Из всего разговора Сэррея с Ралейгом Кингтон уловил только последние слова, которыми они обменялись. Как ни неприятно было ему, что он упустил возможность подслушать предыдущее, но ему пришлось удовольствоваться заявлением Ралейга, что сэр Брай останется там, где он есть; на этом Кингтон и решил построить свои дальнейшие комбинации.
Он задумался над идеей Пельдрама, чтобы извлечь свои выгоды из той подготовительной работы, которую тот сделал. Раз Брай решил немедленно удалиться, как только ему дадут неопровержимые доказательства законности брака Филли, то он мог склониться в пользу того, чтобы дать показания, благоприятствующие графу Лейстеру, так как этим оказал бы услугу Филли. Но подобное доказательство ему мог дать один только Кингтон, а удаление листка из книги метрик он мог оправдать тем, что это было сделано ради того, чтобы помешать сделать это другим, которым могло бы быть на руку уничтожить все следы законности союза Лейстера с Филли.
С одной стороны, Кингтон рассчитывал на легковерие Брая, с другой – на его честность, которая не позволит изменить раз данному обещанию. Брай обещает явиться ко двору и явится.
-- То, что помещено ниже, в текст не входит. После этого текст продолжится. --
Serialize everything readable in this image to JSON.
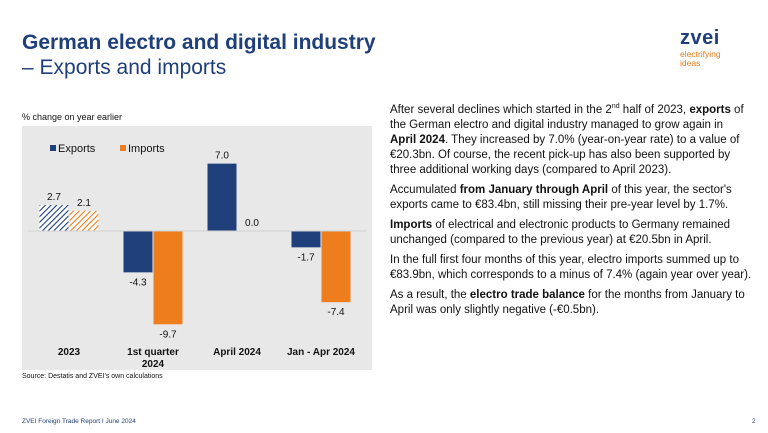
{
  "header": {
    "title_line1": "German electro and digital industry",
    "title_line2": "– Exports and imports"
  },
  "logo": {
    "word": "zvei",
    "tag_line1": "electrifying",
    "tag_line2": "ideas"
  },
  "chart_caption": "% change on year earlier",
  "source": "Source: Destatis and ZVEI's own calculations",
  "footer": {
    "left": "ZVEI Foreign Trade Report I June 2024",
    "page": "2"
  },
  "colors": {
    "exports": "#1f3f7a",
    "imports": "#ee7d1e",
    "title": "#1f3f7a",
    "chart_bg": "#e8e8e8"
  },
  "chart_data": {
    "type": "bar",
    "categories": [
      "2023",
      "1st quarter 2024",
      "April 2024",
      "Jan - Apr 2024"
    ],
    "series": [
      {
        "name": "Exports",
        "values": [
          2.7,
          -4.3,
          7.0,
          -1.7
        ],
        "labels": [
          "2.7",
          "-4.3",
          "7.0",
          "-1.7"
        ]
      },
      {
        "name": "Imports",
        "values": [
          2.1,
          -9.7,
          0.0,
          -7.4
        ],
        "labels": [
          "2.1",
          "-9.7",
          "0.0",
          "-7.4"
        ]
      }
    ],
    "hatched_categories": [
      "2023"
    ],
    "ylim": [
      -10.5,
      8
    ],
    "legend": "top-left",
    "grid": false
  },
  "text": {
    "p1": {
      "a": "After several declines which started in the 2",
      "sup": "nd",
      "b": " half of 2023, ",
      "c": "exports",
      "d": " of the German electro and digital industry managed to grow again in ",
      "e": "April 2024",
      "f": ". They increased by 7.0% (year-on-year rate) to a value of €20.3bn. Of course, the recent pick-up has also been supported by three additional working days (compared to April 2023)."
    },
    "p2": {
      "a": "Accumulated ",
      "b": "from January through April",
      "c": " of this year, the sector's exports came to €83.4bn, still missing their pre-year level by 1.7%."
    },
    "p3": {
      "a": "Imports",
      "b": " of electrical and electronic products to Germany remained unchanged (compared to the previous year) at €20.5bn in April."
    },
    "p4": {
      "a": "In the full first four months of this year, electro imports summed up to €83.9bn, which corresponds to a minus of 7.4% (again year over year)."
    },
    "p5": {
      "a": "As a result, the ",
      "b": "electro trade balance",
      "c": " for the months from January to April was only slightly negative (-€0.5bn)."
    }
  }
}
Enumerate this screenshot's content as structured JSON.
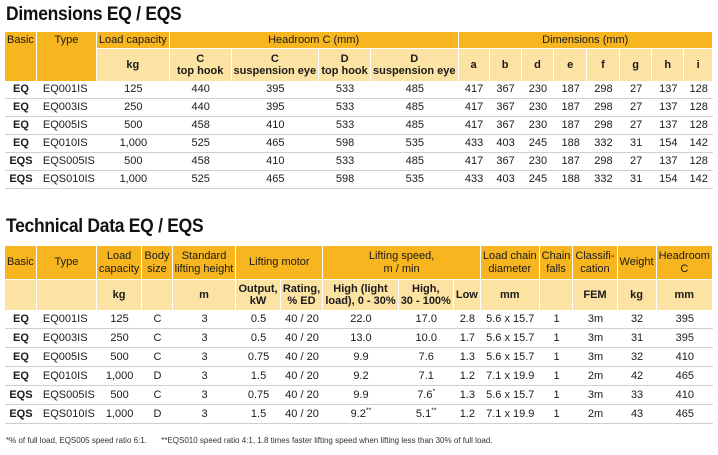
{
  "dimensions": {
    "title": "Dimensions EQ / EQS",
    "header_top": {
      "basic": "Basic",
      "type": "Type",
      "load_capacity": "Load capacity",
      "headroom": "Headroom C (mm)",
      "dimensions_mm": "Dimensions (mm)"
    },
    "header_sub": {
      "kg": "kg",
      "c_top_hook_1": "C",
      "c_top_hook_2": "top hook",
      "c_susp_1": "C",
      "c_susp_2": "suspension eye",
      "d_top_hook_1": "D",
      "d_top_hook_2": "top hook",
      "d_susp_1": "D",
      "d_susp_2": "suspension eye",
      "a": "a",
      "b": "b",
      "d": "d",
      "e": "e",
      "f": "f",
      "g": "g",
      "h": "h",
      "i": "i"
    },
    "rows": [
      [
        "EQ",
        "EQ001IS",
        "125",
        "440",
        "395",
        "533",
        "485",
        "417",
        "367",
        "230",
        "187",
        "298",
        "27",
        "137",
        "128"
      ],
      [
        "EQ",
        "EQ003IS",
        "250",
        "440",
        "395",
        "533",
        "485",
        "417",
        "367",
        "230",
        "187",
        "298",
        "27",
        "137",
        "128"
      ],
      [
        "EQ",
        "EQ005IS",
        "500",
        "458",
        "410",
        "533",
        "485",
        "417",
        "367",
        "230",
        "187",
        "298",
        "27",
        "137",
        "128"
      ],
      [
        "EQ",
        "EQ010IS",
        "1,000",
        "525",
        "465",
        "598",
        "535",
        "433",
        "403",
        "245",
        "188",
        "332",
        "31",
        "154",
        "142"
      ],
      [
        "EQS",
        "EQS005IS",
        "500",
        "458",
        "410",
        "533",
        "485",
        "417",
        "367",
        "230",
        "187",
        "298",
        "27",
        "137",
        "128"
      ],
      [
        "EQS",
        "EQS010IS",
        "1,000",
        "525",
        "465",
        "598",
        "535",
        "433",
        "403",
        "245",
        "188",
        "332",
        "31",
        "154",
        "142"
      ]
    ]
  },
  "technical": {
    "title": "Technical Data EQ / EQS",
    "header_top": {
      "basic": "Basic",
      "type": "Type",
      "load_capacity_1": "Load",
      "load_capacity_2": "capacity",
      "body_size_1": "Body",
      "body_size_2": "size",
      "std_lift_1": "Standard",
      "std_lift_2": "lifting height",
      "lifting_motor": "Lifting motor",
      "lifting_speed_1": "Lifting speed,",
      "lifting_speed_2": "m / min",
      "load_chain_1": "Load chain",
      "load_chain_2": "diameter",
      "chain_falls_1": "Chain",
      "chain_falls_2": "falls",
      "classification_1": "Classifi-",
      "classification_2": "cation",
      "weight": "Weight",
      "headroom_1": "Headroom",
      "headroom_2": "C"
    },
    "header_sub": {
      "kg": "kg",
      "m": "m",
      "output_1": "Output,",
      "output_2": "kW",
      "rating_1": "Rating,",
      "rating_2": "% ED",
      "high_light_1": "High (light",
      "high_light_2": "load), 0 - 30%",
      "high_1": "High,",
      "high_2": "30 - 100%",
      "low": "Low",
      "mm": "mm",
      "fem": "FEM",
      "weight_kg": "kg",
      "headroom_mm": "mm"
    },
    "rows": [
      {
        "cells": [
          "EQ",
          "EQ001IS",
          "125",
          "C",
          "3",
          "0.5",
          "40 / 20",
          "22.0",
          "17.0",
          "2.8",
          "5.6 x 15.7",
          "1",
          "3m",
          "32",
          "395"
        ]
      },
      {
        "cells": [
          "EQ",
          "EQ003IS",
          "250",
          "C",
          "3",
          "0.5",
          "40 / 20",
          "13.0",
          "10.0",
          "1.7",
          "5.6 x 15.7",
          "1",
          "3m",
          "31",
          "395"
        ]
      },
      {
        "cells": [
          "EQ",
          "EQ005IS",
          "500",
          "C",
          "3",
          "0.75",
          "40 / 20",
          "9.9",
          "7.6",
          "1.3",
          "5.6 x 15.7",
          "1",
          "3m",
          "32",
          "410"
        ]
      },
      {
        "cells": [
          "EQ",
          "EQ010IS",
          "1,000",
          "D",
          "3",
          "1.5",
          "40 / 20",
          "9.2",
          "7.1",
          "1.2",
          "7.1 x 19.9",
          "1",
          "2m",
          "42",
          "465"
        ]
      },
      {
        "cells": [
          "EQS",
          "EQS005IS",
          "500",
          "C",
          "3",
          "0.75",
          "40 / 20",
          "9.9",
          "7.6",
          "1.3",
          "5.6 x 15.7",
          "1",
          "3m",
          "33",
          "410"
        ],
        "sup_high": "*"
      },
      {
        "cells": [
          "EQS",
          "EQS010IS",
          "1,000",
          "D",
          "3",
          "1.5",
          "40 / 20",
          "9.2",
          "5.1",
          "1.2",
          "7.1 x 19.9",
          "1",
          "2m",
          "43",
          "465"
        ],
        "sup_light": "**",
        "sup_high": "**"
      }
    ]
  },
  "footnotes": {
    "note1": "*% of full load, EQS005 speed ratio 6:1.",
    "note2": "**EQS010 speed ratio 4:1, 1.8 times faster lifting speed when lifting less than 30% of full load."
  }
}
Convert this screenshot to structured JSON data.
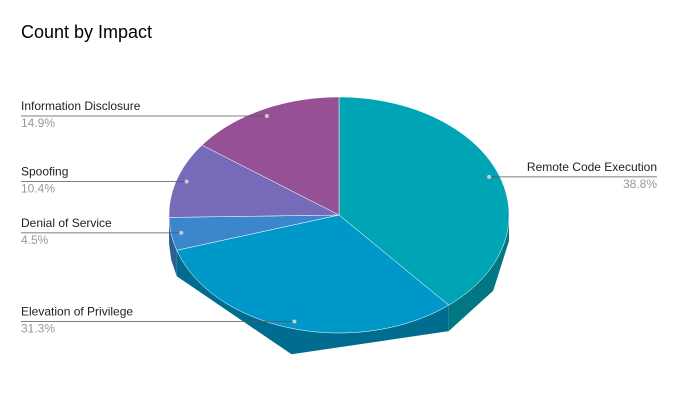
{
  "chart_data": {
    "type": "pie",
    "title": "Count by Impact",
    "categories": [
      "Remote Code Execution",
      "Elevation of Privilege",
      "Denial of Service",
      "Spoofing",
      "Information Disclosure"
    ],
    "values": [
      38.8,
      31.3,
      4.5,
      10.4,
      14.9
    ],
    "value_labels": [
      "38.8%",
      "31.3%",
      "4.5%",
      "10.4%",
      "14.9%"
    ],
    "colors": [
      "#00a5b5",
      "#0098c8",
      "#3c86cc",
      "#766bb8",
      "#955096"
    ]
  }
}
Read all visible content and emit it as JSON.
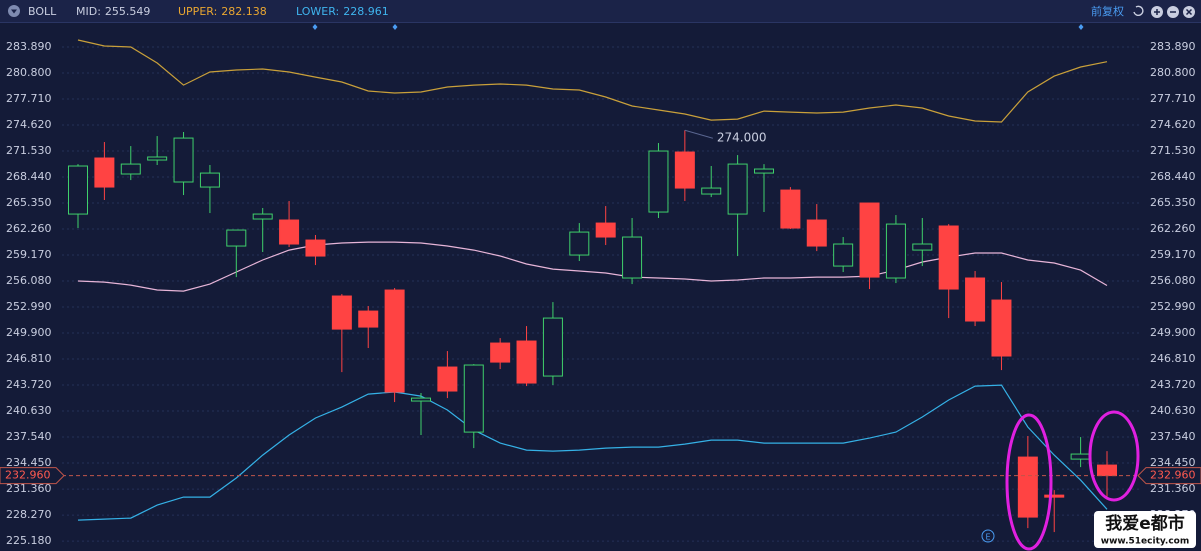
{
  "header": {
    "indicator": "BOLL",
    "items": [
      {
        "label": "MID:",
        "value": 255.549,
        "color": "#c9cee0"
      },
      {
        "label": "UPPER:",
        "value": 282.138,
        "color": "#e9a631"
      },
      {
        "label": "LOWER:",
        "value": 228.961,
        "color": "#3fb4ee"
      }
    ],
    "adjust": "前复权"
  },
  "chart_data": {
    "type": "candlestick",
    "ylim": [
      224,
      286.15
    ],
    "yticks": [
      {
        "value": 283.89,
        "label": "283.890"
      },
      {
        "value": 280.8,
        "label": "280.800"
      },
      {
        "value": 277.71,
        "label": "277.710"
      },
      {
        "value": 274.62,
        "label": "274.620"
      },
      {
        "value": 271.53,
        "label": "271.530"
      },
      {
        "value": 268.44,
        "label": "268.440"
      },
      {
        "value": 265.35,
        "label": "265.350"
      },
      {
        "value": 262.26,
        "label": "262.260"
      },
      {
        "value": 259.17,
        "label": "259.170"
      },
      {
        "value": 256.08,
        "label": "256.080"
      },
      {
        "value": 252.99,
        "label": "252.990"
      },
      {
        "value": 249.9,
        "label": "249.900"
      },
      {
        "value": 246.81,
        "label": "246.810"
      },
      {
        "value": 243.72,
        "label": "243.720"
      },
      {
        "value": 240.63,
        "label": "240.630"
      },
      {
        "value": 237.54,
        "label": "237.540"
      },
      {
        "value": 234.45,
        "label": "234.450"
      },
      {
        "value": 231.36,
        "label": "231.360"
      },
      {
        "value": 228.27,
        "label": "228.270"
      },
      {
        "value": 225.18,
        "label": "225.180"
      }
    ],
    "grid": true,
    "up_color": "#3fd06b",
    "down_color": "#ff4343",
    "candles": {
      "open": [
        264.04,
        270.7,
        268.8,
        270.46,
        267.85,
        267.25,
        260.24,
        263.45,
        263.33,
        260.95,
        254.3,
        252.51,
        255.01,
        241.82,
        245.86,
        238.13,
        248.71,
        248.95,
        244.79,
        259.17,
        262.97,
        256.44,
        264.28,
        271.41,
        266.42,
        264.04,
        268.91,
        266.89,
        263.33,
        257.86,
        265.35,
        256.44,
        259.76,
        262.62,
        256.44,
        253.82,
        235.16,
        230.64,
        234.92,
        234.21
      ],
      "high": [
        269.98,
        272.6,
        272.12,
        273.31,
        273.79,
        269.87,
        262.14,
        264.76,
        265.59,
        261.55,
        254.53,
        253.11,
        255.25,
        242.77,
        247.76,
        246.21,
        249.3,
        250.73,
        253.58,
        262.97,
        264.99,
        263.57,
        272.48,
        274.0,
        269.75,
        271.05,
        269.98,
        267.25,
        265.23,
        261.31,
        265.35,
        263.92,
        263.57,
        262.85,
        257.27,
        255.96,
        237.66,
        231.24,
        237.54,
        235.87
      ],
      "low": [
        262.38,
        265.71,
        268.08,
        269.87,
        266.3,
        264.16,
        256.55,
        259.53,
        260.12,
        257.98,
        245.26,
        248.12,
        241.7,
        237.78,
        242.17,
        236.23,
        245.62,
        243.6,
        243.72,
        258.46,
        260.36,
        255.72,
        263.57,
        265.59,
        266.06,
        259.05,
        264.28,
        262.26,
        259.64,
        257.15,
        255.13,
        255.84,
        257.86,
        251.68,
        250.73,
        245.5,
        226.72,
        226.25,
        233.97,
        230.17
      ],
      "close": [
        269.75,
        267.25,
        269.98,
        270.82,
        273.07,
        268.91,
        262.14,
        264.04,
        260.48,
        259.05,
        250.37,
        250.61,
        242.89,
        242.17,
        243.01,
        246.1,
        246.45,
        243.96,
        251.68,
        261.9,
        261.31,
        261.31,
        271.53,
        267.13,
        267.13,
        269.98,
        269.39,
        262.38,
        260.24,
        260.48,
        256.55,
        262.85,
        260.48,
        255.13,
        251.33,
        247.17,
        228.03,
        230.4,
        235.52,
        232.96
      ]
    },
    "series": [
      {
        "name": "UPPER",
        "color": "#c9a03a",
        "values": [
          284.72,
          284.01,
          283.89,
          281.99,
          279.37,
          280.92,
          281.16,
          281.28,
          280.92,
          280.32,
          279.73,
          278.66,
          278.42,
          278.54,
          279.14,
          279.37,
          279.49,
          279.37,
          278.9,
          278.78,
          277.95,
          276.88,
          276.4,
          275.93,
          275.21,
          275.33,
          276.28,
          276.16,
          276.05,
          276.16,
          276.64,
          277.0,
          276.64,
          275.69,
          275.1,
          274.98,
          278.54,
          280.44,
          281.51,
          282.14
        ]
      },
      {
        "name": "MID",
        "color": "#e7b5d8",
        "values": [
          256.08,
          255.96,
          255.6,
          255.01,
          254.89,
          255.72,
          257.15,
          258.58,
          259.76,
          260.36,
          260.6,
          260.71,
          260.71,
          260.6,
          260.24,
          259.76,
          259.05,
          258.1,
          257.5,
          257.27,
          257.03,
          256.55,
          256.44,
          256.32,
          256.08,
          256.2,
          256.44,
          256.44,
          256.55,
          256.55,
          256.67,
          257.38,
          258.34,
          258.93,
          259.41,
          259.41,
          258.58,
          258.22,
          257.38,
          255.55
        ]
      },
      {
        "name": "LOWER",
        "color": "#35b1e6",
        "values": [
          227.67,
          227.79,
          227.91,
          229.46,
          230.41,
          230.41,
          232.67,
          235.4,
          237.78,
          239.8,
          241.1,
          242.65,
          242.89,
          242.41,
          240.75,
          238.37,
          236.82,
          235.99,
          235.87,
          235.99,
          236.23,
          236.35,
          236.35,
          236.7,
          237.18,
          237.18,
          236.82,
          236.82,
          236.82,
          236.82,
          237.42,
          238.13,
          239.92,
          241.94,
          243.6,
          243.72,
          238.73,
          235.4,
          232.43,
          228.96
        ]
      }
    ],
    "current_price": {
      "value": 232.96,
      "label": "232.960"
    },
    "annotation": {
      "index": 23,
      "value": 274,
      "label": "274.000"
    }
  },
  "watermark": {
    "title": "我爱e都市",
    "url": "www.51ecity.com"
  }
}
Но это должно было случиться до возвращения Сэррея. Ну, а не явится Брай, нарушит он данное слово, тогда… тогда… Лицо Кингтона озарила дьявольская улыбка. И на этот случай у него тоже был готов план, который заключался в следующем ряде умозаключений:
«Брай был арестован, и его сторожили очень надежно; граф Лейстер и я – мы признались в его аресте и даже поручились жизнью за то, что доставим его в Лондон. Было бы безумием предположить, что при таких обстоятельствах мы постараемся заставить его исчезнуть… Но сюда явился Сэррей, и сейчас же вслед за появлением его Брай исчез… У этого Сэррея имеется слуга, отличный парень, с ним мне удалось, не подавая вида, отлично сойтись по дороге… Словом – выйдет знатная штука!»